Corporations are already sitting on massive piles of cash because they do not see opportunities for profitable investments in job-creating activities. The type of people who have withdrawn from the labor force or feel underemployed — older workers on disability, workers without high-level craftsman skills, and young high school graduates looking for white-collar work — will not benefit from infrastructure construction projects. Unlike in the era of rapid growth, today’s youth cohorts are no larger nor better educated than the generation they are replacing.
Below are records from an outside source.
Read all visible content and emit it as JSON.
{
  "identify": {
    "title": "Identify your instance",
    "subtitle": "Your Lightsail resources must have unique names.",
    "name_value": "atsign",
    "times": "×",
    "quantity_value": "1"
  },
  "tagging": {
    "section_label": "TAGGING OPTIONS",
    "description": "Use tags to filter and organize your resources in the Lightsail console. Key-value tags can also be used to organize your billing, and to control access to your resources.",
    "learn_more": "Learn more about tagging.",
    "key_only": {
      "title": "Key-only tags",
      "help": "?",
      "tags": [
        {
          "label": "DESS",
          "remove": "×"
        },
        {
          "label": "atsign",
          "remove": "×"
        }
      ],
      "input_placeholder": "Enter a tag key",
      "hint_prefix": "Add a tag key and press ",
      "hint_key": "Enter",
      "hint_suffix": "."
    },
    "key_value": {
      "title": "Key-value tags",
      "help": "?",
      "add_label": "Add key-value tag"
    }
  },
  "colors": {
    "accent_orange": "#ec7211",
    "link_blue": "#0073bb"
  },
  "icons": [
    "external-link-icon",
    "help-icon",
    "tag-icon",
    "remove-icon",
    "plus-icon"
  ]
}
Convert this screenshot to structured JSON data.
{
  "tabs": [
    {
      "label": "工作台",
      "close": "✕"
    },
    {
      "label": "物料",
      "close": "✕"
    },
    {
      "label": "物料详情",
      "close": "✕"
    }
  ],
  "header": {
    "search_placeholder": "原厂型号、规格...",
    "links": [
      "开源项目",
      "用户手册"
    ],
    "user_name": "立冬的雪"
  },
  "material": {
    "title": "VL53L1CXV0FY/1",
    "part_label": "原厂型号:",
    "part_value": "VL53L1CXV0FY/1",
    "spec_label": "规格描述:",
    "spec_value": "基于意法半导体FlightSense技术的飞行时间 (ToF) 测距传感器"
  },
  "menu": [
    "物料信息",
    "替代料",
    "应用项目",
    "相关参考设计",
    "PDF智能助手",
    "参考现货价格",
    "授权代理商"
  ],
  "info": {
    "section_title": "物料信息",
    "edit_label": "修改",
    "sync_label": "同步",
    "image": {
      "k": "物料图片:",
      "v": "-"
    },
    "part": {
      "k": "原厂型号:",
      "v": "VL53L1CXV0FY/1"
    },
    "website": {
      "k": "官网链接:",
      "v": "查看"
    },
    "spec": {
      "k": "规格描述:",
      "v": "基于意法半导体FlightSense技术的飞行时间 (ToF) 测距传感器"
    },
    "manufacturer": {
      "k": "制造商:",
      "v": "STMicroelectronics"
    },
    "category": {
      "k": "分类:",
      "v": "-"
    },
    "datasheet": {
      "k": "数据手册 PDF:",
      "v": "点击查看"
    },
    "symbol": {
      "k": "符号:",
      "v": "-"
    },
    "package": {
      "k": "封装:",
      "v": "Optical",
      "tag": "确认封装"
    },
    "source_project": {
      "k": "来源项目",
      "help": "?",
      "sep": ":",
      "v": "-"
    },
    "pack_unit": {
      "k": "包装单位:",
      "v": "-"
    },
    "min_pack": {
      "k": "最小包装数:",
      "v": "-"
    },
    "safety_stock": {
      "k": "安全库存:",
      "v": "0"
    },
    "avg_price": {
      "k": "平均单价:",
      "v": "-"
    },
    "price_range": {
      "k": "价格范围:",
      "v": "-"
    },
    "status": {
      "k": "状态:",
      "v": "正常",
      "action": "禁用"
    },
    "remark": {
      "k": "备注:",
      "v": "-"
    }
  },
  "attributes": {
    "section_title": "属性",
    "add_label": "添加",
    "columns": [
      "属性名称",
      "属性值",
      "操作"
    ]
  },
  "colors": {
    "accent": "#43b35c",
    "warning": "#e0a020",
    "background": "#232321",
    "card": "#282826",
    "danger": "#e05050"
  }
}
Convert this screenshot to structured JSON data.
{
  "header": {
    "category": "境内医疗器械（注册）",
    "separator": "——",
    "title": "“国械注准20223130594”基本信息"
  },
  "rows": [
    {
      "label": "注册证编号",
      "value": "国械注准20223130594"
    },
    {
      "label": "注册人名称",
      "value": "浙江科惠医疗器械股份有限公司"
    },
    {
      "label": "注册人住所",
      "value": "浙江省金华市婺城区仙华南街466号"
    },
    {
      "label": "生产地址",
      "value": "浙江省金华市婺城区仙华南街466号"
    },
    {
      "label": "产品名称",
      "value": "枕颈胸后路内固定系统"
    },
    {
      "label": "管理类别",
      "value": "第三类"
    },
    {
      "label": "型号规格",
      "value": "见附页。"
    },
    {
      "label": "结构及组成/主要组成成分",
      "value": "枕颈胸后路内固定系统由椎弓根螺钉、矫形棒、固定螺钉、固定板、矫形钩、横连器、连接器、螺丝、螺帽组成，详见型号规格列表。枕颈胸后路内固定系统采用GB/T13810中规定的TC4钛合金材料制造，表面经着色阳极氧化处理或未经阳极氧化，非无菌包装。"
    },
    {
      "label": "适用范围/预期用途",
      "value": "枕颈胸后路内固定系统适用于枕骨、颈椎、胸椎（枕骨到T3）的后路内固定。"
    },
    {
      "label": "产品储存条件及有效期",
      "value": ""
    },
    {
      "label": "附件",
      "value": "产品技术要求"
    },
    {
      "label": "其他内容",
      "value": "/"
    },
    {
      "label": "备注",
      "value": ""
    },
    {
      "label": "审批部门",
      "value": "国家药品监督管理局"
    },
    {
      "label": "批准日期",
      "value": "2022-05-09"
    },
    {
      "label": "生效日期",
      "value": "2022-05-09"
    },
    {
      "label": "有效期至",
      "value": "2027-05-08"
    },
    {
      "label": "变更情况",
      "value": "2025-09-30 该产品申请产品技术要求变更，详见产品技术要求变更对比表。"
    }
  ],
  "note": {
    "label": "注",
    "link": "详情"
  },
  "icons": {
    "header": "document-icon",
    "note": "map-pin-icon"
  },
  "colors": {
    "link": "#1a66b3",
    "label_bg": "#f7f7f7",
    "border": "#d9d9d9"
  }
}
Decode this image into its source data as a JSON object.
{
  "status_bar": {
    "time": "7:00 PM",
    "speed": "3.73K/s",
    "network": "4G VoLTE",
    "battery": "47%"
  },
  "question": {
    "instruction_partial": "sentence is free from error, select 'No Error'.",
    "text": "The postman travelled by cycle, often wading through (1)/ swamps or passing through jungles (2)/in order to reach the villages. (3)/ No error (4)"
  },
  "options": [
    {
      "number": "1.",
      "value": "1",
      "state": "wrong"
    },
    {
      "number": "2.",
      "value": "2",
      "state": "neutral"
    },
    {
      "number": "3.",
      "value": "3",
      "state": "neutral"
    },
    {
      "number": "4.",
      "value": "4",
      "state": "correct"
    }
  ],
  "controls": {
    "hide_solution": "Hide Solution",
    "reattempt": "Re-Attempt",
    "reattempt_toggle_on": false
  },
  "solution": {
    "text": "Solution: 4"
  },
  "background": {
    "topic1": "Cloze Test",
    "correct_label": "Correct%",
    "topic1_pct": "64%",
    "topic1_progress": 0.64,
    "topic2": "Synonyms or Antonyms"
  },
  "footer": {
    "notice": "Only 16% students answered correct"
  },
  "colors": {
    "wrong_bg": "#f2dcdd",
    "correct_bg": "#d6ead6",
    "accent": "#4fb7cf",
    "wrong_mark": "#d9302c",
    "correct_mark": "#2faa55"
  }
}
Rebuilding our roads and bridges may be necessary to prevent further clogging and decay of our economy’s arteries, but is not likely to transform the labor market or return us to 1960s and 1970s levels of economic growth.
In addition, Trump’s protectionist trade policies seem certain to hurt growth; that will likely offset any short-term gain from higher government spending.
What the U.S. economy needs is higher spending aimed at raising the productivity of average workers — education, investment incentives for hiring workers, trade deals to boost exports. And that spending needs to be financed by taxes that allow the government to manage its debts. Some of that could come from creating a separate Federal capital account; some could come from a value-added tax on consumption; some could come from a more progressive tax system.
But the Trump plan has none of these features. It is instead an exact repeat of the G.W. Bush plan of higher debt, higher military spending, and policies aimed to increase the returns on financial and capital investments that benefit the very rich. We know how that ends. But it seems we are headed that way again, and full throttle.